Anyone exploring agentic pentesting for web apps and APIs yet?

I’ve been spending some time recently testing the alpha version of an agentic pentesting setup we’ve been developing internally, and it’s been an interesting shift from the usual automated scanning approach.

One thing that stood out early is how much effort typically goes into validating false positives from traditional scanners. With an agent-driven model, the system attempts to verify findings before surfacing them, which has noticeably reduced that noise in my testing flow so far.

It’s still early, and I don’t see it replacing manual testing anytime soon, especially for logic gaps that AI is certainly incapable of analyzing. But it does feel like a practical step toward making automated testing more reliable and helpful.

I’m curious if anyone else here has started experimenting with agentic workflows or similar approaches. Are you seeing real value with the current tools in the market?

We have been building autonomous testing service called AutoExplore for 2years now.

We have same experience with false positives, we also realized it is actually impossible to fully get rid off them. Our latest idea is to enrich the execution context and observed facts with source code information, that should reduce false positives dramatically.

Ref: AutoExplore AI Integration: Exporting Findings for Better Root Cause Analysis

Autonomously testing applications AI driven ways most likely won’t replace manual testing nor automated test scripts, its something else entirely to find new information

One of my colleagues has been looking at GitHub - KeygraphHQ/shannon: Shannon is an autonomous, white-box AI pentester for web applications and APIs. It analyzes your source code, identifies attack vectors, and executes real exploits to prove vulnerabilities before they reach production. · GitHub , his view was its pretty good, once configured almost one click level.

It needs source code access and you need to make sure you are on a cannot do harm environment.

He is a pen tester and he was saying it was catching things he would potentially have missed.

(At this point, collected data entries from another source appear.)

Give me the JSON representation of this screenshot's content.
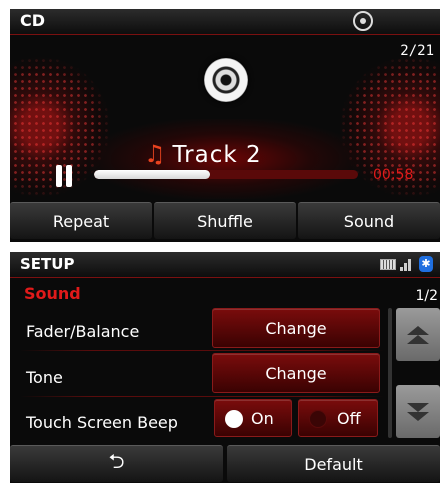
{
  "cd": {
    "title": "CD",
    "track_count": "2/21",
    "track_label": "Track  2",
    "note_icon": "♫",
    "elapsed": "00:58",
    "progress_fraction": 0.44,
    "buttons": [
      "Repeat",
      "Shuffle",
      "Sound"
    ]
  },
  "setup": {
    "title": "SETUP",
    "section": "Sound",
    "page": "1/2",
    "rows": [
      {
        "label": "Fader/Balance",
        "button": "Change"
      },
      {
        "label": "Tone",
        "button": "Change"
      },
      {
        "label": "Touch Screen Beep",
        "on_label": "On",
        "off_label": "Off",
        "selected": "On"
      }
    ],
    "back_icon": "⮌",
    "default_label": "Default",
    "bluetooth_icon": "✱"
  },
  "colors": {
    "accent_red": "#e01a1a",
    "note_orange": "#e8431f",
    "bluetooth_blue": "#1f6fe0"
  }
}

The interesting part for me is he gave the impression there is a level of critical analysis between loops so the concept of run a risk experiment, take the results of that and design the next experiment. I have not been able to confirm that level of loop directly but if this is your thing I’d like feedback specifically on that, one general so called exploratory tools I have not seen that yet.

False positives, I am not sure sure on this tool but more general tools like accessibility I was getting a lot, it was often this could be an issue but in a different context than we were working but it was too many that it became a distraction for the developer with me filtering them.

At this point I am very much of the view of humans at the helm and not just in the loop but lets see if there are tools that can prove me wrong consistently.

I agree with the false positive point. A lot of my time used to go into validating scanner output before I could even start digging into the interesting parts of a test.

I’ve been trying a few agentic tools lately, including XBOW, ZeroThreat AI, and HexStrike. What I’ve noticed is that they’re generally better at filtering noise and giving me a cleaner starting point than traditional scanners.

I still wouldn’t trust them with business logic testing, but they’ve definitely reduced the amount of repetitive work in my workflow. That’s been the biggest win for me so far.